Cuando las cifras de contagiados en la enésima ola de Covid parecen descender, se mantienen las colas de ciudadanos para resolver cualquier trámite ante los centros oficiales o las entidades bancarias. Síntomas de enésimas normalidades, están conformando alguno de los perfiles más característicos de una post-modernidad que muestra su razón de ser tras contradictorias capas. Los mostradores y la atención directa al público en los bancos son parte de las trastiendas del recuerdo desde antes de las primeras emboscadas de la pandemia: una muy actual estética diseñó diáfanos espacios interiores provistos de pantallas, cajeros y mesas más aptas para tertulias que para gestiones. Empleados cada vez menos accesibles atienden a clientes a los que han obligado a asumir un nuevo rol: el de peritos en un utillaje tecnológico imprescindible para cualquier cometido. Tras años de encierros, confinamientos y una interminable sucesión de variantes víricas que a punto está de acabar con el alfabeto del griego clásico, hemos llegado a discernir si en cualquier calle hay un banco no por sus carteles de posmoderna factura, sino por las malhumoradas colas que se forman frente a ellos.

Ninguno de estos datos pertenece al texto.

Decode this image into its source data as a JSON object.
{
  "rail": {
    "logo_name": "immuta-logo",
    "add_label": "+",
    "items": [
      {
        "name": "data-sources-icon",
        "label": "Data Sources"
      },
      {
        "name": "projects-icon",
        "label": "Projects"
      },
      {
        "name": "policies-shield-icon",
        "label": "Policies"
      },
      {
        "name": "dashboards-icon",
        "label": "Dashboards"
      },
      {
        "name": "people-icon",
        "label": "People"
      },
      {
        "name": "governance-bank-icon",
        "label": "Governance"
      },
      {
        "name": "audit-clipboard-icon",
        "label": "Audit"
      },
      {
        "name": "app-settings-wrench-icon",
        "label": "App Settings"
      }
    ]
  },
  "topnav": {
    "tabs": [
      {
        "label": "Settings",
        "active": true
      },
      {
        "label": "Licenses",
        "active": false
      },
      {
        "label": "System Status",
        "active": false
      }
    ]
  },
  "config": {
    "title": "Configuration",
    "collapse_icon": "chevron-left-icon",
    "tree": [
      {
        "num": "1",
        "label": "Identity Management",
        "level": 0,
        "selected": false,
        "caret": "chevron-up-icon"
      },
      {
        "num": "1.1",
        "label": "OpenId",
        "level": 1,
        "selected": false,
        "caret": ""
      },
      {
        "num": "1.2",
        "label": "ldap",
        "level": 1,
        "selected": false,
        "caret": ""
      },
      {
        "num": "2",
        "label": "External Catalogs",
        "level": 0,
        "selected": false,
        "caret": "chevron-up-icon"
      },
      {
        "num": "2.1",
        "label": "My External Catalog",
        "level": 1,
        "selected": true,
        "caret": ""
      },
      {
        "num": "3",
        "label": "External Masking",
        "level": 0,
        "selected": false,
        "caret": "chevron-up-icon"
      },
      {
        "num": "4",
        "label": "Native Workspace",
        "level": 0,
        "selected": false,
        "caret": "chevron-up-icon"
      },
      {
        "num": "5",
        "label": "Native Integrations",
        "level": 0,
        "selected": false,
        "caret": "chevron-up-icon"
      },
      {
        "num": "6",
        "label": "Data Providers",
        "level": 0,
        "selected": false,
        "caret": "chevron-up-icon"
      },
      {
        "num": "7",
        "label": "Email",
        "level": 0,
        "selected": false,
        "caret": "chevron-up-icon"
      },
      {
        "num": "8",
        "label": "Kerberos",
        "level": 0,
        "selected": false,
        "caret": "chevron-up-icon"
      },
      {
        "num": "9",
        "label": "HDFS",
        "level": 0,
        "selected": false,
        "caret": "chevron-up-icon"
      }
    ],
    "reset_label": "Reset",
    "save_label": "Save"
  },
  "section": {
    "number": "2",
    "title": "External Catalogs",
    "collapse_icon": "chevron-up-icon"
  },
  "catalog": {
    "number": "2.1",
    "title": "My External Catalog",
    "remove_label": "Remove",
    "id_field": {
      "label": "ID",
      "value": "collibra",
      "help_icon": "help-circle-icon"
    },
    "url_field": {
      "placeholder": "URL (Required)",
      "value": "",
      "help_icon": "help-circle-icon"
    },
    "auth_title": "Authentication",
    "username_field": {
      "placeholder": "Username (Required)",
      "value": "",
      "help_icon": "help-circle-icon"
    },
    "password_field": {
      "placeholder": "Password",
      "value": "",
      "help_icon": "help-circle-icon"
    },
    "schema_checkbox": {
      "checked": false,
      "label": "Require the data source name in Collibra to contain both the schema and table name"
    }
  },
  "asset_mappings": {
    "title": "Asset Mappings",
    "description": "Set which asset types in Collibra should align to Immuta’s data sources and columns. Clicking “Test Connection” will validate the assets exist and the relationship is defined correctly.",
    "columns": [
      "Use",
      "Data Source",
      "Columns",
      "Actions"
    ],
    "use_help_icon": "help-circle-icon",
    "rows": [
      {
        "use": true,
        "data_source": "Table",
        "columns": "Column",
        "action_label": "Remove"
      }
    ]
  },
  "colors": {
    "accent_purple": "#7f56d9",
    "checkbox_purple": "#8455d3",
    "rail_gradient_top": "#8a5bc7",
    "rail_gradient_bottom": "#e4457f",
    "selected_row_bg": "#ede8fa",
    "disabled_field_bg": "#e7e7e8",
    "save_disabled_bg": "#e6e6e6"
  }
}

En estos días se habla de Carlos San Juan, un ciudadano de 78 años, principal impulsor del lema "soy mayor, pero no idiota" y de todo un movimiento de denuncia al trato que muchas entidades dispensan sobre un buen número de clientes que se ven directamente afectados por la imparable tendencia de eliminar el trato directo en las gestiones propias del oficio bancario. Este jubilado con bastón, mascarilla y chaqueta gris de lana, que se fotografía con el padre Ángel, al que se arriman ministras y secretarios generales, y ante quien responsables financieros comienzan a reaccionar, es el impulsor de una campaña que lleva ya recogidas más de seiscientas mil firmas. Con ellas se exige a los bancos que no eliminen la atención presencial; se trata de un compartido acto de protesta hacia una arbitraria decisión de modernidad mal entendida que hace supuesta bandera de la tecnología para subrayar hipótesis y postulados que no deberían definirla. Viene a cuento la reflexión de Irene Vallejo quien, en su ensayo El infinito en un junco, defiende la tesis de que el alfabeto es en realidad una tecnología mucho más revolucionaria y por tanto más moderna que internet, ya que fue capaz de construir una primigenia memoria común, expandida y al alcance de todo el mundo. Las que ahora apisonan decisiones y actitudes se siguen basando en un teclado con el que se generan palabras y discursos que se remontan a los lejanos tiempos homéricos y a inalcanzables ítacas que tienen mucho de ilusionantes proyectos personales. Más bien parece que tras estas actitudes, humanoides cajeros, vanguardistas diseños, espacios diáfanos, coloridas pantallas y falsas mesas de tertulias, la modernidad está planteando discriminatorias excusas para conseguir poco confesables objetivos que no tienen mucho de modernos.